I say this because as we look to healthcare challenges, few of them are new: insufficient access for the poor; budgetary constraints for those insured; avoidable hospital infections; cancers that are curable, and others that defy treatment — all continue to burden patients, families, and employees in the medical field.
Having been involved with the environment of care for over two decades, I have looked extensively at the correlation between a patient’s condition and the surrounding physical environment.
Hospital noise is a natural result in institutional settings that house a lot of people and require a myriad of activities and machines.
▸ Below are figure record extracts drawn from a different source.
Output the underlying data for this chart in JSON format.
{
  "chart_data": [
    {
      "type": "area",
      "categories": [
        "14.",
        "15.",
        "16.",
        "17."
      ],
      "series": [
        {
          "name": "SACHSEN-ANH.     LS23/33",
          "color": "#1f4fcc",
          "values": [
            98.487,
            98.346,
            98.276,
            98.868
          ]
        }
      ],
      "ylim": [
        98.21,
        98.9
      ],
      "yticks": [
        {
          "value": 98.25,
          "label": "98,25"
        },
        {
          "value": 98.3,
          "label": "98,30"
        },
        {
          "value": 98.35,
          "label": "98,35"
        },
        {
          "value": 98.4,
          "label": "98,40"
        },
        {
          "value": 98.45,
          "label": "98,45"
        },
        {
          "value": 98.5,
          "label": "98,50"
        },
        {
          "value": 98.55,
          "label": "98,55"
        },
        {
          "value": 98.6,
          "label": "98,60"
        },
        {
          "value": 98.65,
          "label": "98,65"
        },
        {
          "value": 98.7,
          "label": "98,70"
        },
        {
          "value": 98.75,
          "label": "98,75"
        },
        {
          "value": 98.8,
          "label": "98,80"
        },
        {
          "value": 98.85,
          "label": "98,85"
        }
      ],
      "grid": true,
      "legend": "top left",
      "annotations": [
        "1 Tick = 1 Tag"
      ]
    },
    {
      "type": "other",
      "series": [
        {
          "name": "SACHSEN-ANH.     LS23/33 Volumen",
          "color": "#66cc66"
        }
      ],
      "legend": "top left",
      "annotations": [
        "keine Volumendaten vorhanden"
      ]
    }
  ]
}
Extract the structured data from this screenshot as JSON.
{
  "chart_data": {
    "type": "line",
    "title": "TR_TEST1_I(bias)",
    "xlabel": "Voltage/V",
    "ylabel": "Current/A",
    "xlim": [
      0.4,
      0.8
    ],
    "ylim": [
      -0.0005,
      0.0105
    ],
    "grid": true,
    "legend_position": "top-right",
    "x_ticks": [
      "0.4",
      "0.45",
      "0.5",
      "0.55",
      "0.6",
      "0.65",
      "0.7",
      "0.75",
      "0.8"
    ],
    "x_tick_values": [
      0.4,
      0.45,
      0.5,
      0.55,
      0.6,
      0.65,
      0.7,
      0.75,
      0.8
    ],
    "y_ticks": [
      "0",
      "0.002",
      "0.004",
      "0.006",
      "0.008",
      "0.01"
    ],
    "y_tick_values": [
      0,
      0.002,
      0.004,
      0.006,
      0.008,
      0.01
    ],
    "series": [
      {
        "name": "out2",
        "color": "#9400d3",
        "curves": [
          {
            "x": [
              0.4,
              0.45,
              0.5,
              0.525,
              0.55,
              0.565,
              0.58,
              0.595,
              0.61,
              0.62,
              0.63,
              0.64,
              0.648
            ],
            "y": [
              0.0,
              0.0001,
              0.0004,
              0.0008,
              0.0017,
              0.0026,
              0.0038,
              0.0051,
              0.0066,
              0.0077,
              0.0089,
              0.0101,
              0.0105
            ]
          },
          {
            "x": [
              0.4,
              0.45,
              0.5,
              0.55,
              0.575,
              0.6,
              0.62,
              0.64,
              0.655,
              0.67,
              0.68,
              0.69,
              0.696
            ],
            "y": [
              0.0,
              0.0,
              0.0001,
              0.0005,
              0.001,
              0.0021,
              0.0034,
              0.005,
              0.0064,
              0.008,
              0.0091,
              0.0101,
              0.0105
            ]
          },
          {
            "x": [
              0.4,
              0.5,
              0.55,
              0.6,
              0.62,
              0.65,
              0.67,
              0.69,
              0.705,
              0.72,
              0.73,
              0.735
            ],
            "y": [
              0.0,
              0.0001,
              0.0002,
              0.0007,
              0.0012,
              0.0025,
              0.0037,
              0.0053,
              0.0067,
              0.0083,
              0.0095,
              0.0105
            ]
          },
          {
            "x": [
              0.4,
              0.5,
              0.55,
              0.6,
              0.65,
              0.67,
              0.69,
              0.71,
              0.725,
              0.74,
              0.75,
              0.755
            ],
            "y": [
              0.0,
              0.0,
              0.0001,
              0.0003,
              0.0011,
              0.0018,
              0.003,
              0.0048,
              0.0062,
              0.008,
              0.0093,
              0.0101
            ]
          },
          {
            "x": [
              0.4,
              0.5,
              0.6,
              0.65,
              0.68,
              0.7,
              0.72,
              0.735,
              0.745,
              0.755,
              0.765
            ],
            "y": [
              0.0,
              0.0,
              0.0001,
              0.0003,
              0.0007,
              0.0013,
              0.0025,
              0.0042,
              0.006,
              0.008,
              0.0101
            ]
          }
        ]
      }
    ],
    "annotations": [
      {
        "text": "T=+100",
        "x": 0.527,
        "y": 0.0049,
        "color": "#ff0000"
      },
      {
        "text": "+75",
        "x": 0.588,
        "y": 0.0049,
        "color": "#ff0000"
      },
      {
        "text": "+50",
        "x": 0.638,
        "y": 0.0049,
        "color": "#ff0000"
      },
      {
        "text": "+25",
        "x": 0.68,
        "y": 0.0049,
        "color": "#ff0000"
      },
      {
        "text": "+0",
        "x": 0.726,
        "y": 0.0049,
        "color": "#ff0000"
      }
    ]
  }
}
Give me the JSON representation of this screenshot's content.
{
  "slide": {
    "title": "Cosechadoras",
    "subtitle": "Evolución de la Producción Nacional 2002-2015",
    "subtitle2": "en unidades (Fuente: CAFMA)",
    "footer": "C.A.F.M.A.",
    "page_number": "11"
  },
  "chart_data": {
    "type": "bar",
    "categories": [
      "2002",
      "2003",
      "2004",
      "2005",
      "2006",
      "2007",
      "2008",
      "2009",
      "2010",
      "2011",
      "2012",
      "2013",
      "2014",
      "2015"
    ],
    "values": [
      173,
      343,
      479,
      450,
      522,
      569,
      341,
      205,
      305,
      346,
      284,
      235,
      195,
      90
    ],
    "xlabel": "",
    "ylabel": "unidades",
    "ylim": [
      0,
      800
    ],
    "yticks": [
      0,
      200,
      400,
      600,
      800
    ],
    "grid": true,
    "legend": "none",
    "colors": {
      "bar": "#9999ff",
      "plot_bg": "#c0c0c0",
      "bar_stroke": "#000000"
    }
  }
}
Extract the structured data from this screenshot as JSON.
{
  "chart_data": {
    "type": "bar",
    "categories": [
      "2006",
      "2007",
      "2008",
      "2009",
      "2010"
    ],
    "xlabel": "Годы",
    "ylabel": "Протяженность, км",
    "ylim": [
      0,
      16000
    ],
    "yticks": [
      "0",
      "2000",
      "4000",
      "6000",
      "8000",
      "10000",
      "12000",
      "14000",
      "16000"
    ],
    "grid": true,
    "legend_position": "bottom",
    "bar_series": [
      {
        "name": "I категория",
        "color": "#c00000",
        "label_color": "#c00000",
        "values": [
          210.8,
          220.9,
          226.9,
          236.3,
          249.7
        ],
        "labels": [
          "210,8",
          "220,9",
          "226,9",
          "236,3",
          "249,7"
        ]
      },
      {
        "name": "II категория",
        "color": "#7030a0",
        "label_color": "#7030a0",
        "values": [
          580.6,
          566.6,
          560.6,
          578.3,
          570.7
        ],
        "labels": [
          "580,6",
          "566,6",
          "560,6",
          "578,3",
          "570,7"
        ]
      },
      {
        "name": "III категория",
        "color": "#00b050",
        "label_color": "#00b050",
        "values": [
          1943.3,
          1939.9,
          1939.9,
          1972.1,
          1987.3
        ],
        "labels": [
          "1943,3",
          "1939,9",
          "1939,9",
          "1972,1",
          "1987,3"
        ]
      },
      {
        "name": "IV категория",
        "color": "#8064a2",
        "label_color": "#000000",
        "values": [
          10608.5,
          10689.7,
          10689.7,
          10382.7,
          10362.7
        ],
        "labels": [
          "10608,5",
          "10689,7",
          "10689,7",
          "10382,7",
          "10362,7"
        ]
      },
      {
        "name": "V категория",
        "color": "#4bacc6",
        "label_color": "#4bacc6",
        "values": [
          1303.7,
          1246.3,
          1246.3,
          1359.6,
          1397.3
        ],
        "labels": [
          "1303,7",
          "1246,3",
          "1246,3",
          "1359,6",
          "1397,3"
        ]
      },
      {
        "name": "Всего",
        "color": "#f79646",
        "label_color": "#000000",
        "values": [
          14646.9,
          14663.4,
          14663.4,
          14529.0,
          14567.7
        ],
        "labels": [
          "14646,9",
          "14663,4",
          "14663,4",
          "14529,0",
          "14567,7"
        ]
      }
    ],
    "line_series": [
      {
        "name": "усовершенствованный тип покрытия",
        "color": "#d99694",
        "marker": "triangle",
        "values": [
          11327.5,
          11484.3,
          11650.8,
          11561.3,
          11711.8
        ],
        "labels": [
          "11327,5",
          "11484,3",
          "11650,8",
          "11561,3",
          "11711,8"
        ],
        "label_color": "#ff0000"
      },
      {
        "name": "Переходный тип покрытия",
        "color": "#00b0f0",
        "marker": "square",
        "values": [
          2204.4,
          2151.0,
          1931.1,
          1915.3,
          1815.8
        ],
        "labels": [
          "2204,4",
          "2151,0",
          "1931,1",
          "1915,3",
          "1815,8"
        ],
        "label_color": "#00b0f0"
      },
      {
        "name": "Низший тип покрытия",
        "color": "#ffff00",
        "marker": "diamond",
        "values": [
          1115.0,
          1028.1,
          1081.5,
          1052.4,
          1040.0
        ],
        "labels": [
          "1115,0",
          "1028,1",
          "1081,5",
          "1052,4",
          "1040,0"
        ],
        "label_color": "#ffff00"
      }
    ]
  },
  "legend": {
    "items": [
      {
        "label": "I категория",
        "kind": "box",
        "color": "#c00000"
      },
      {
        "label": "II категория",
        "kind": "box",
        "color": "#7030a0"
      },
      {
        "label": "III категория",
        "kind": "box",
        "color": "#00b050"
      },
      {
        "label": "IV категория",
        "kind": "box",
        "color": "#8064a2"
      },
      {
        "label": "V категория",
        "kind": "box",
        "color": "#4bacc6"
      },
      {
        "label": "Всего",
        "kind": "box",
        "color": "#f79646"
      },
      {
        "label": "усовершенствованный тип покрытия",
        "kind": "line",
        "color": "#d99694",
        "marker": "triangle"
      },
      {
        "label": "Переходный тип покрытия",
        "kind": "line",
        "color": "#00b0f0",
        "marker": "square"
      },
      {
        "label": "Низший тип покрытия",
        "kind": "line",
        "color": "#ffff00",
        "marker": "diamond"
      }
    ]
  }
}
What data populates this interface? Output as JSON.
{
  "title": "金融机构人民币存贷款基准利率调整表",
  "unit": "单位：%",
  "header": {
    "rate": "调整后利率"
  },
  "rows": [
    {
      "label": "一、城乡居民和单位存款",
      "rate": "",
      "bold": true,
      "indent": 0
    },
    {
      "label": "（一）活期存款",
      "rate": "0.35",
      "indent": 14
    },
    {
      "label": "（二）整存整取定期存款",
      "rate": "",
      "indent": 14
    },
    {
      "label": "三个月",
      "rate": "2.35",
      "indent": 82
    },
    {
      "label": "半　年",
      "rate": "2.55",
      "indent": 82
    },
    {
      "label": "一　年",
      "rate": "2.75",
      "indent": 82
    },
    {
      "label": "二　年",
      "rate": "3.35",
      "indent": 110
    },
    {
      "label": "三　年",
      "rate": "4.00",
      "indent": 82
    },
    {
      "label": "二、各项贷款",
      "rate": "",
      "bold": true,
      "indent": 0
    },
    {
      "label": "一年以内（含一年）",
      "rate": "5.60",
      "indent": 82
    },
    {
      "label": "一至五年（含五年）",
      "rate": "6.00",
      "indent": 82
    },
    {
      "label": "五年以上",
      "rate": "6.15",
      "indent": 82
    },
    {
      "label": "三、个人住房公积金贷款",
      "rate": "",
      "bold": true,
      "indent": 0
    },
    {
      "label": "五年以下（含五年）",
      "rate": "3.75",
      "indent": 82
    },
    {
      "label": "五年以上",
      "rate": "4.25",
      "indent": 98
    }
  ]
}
Noise directly affects those in the environment, resulting in sleep deprivation, increased pain and anxiety, stress and confusion, staff burnout and family distress.
Because of the duality of being both an outcome and a risk factor, noise often is uncontrollable and unmanageable.
The good news is some methods have been implemented to control levels of ambient noise. However, the approaches used to lower noise have not been sustainable or consistent from hospital to hospital.
This year, with HCAHPS having economic implications and bringing forward the environment of care as a performance standard, it is more important than ever to find a model for a quiet environment.
The bottom line: noise is a cultural trait — and changing that culture requires a new paradigm of caring.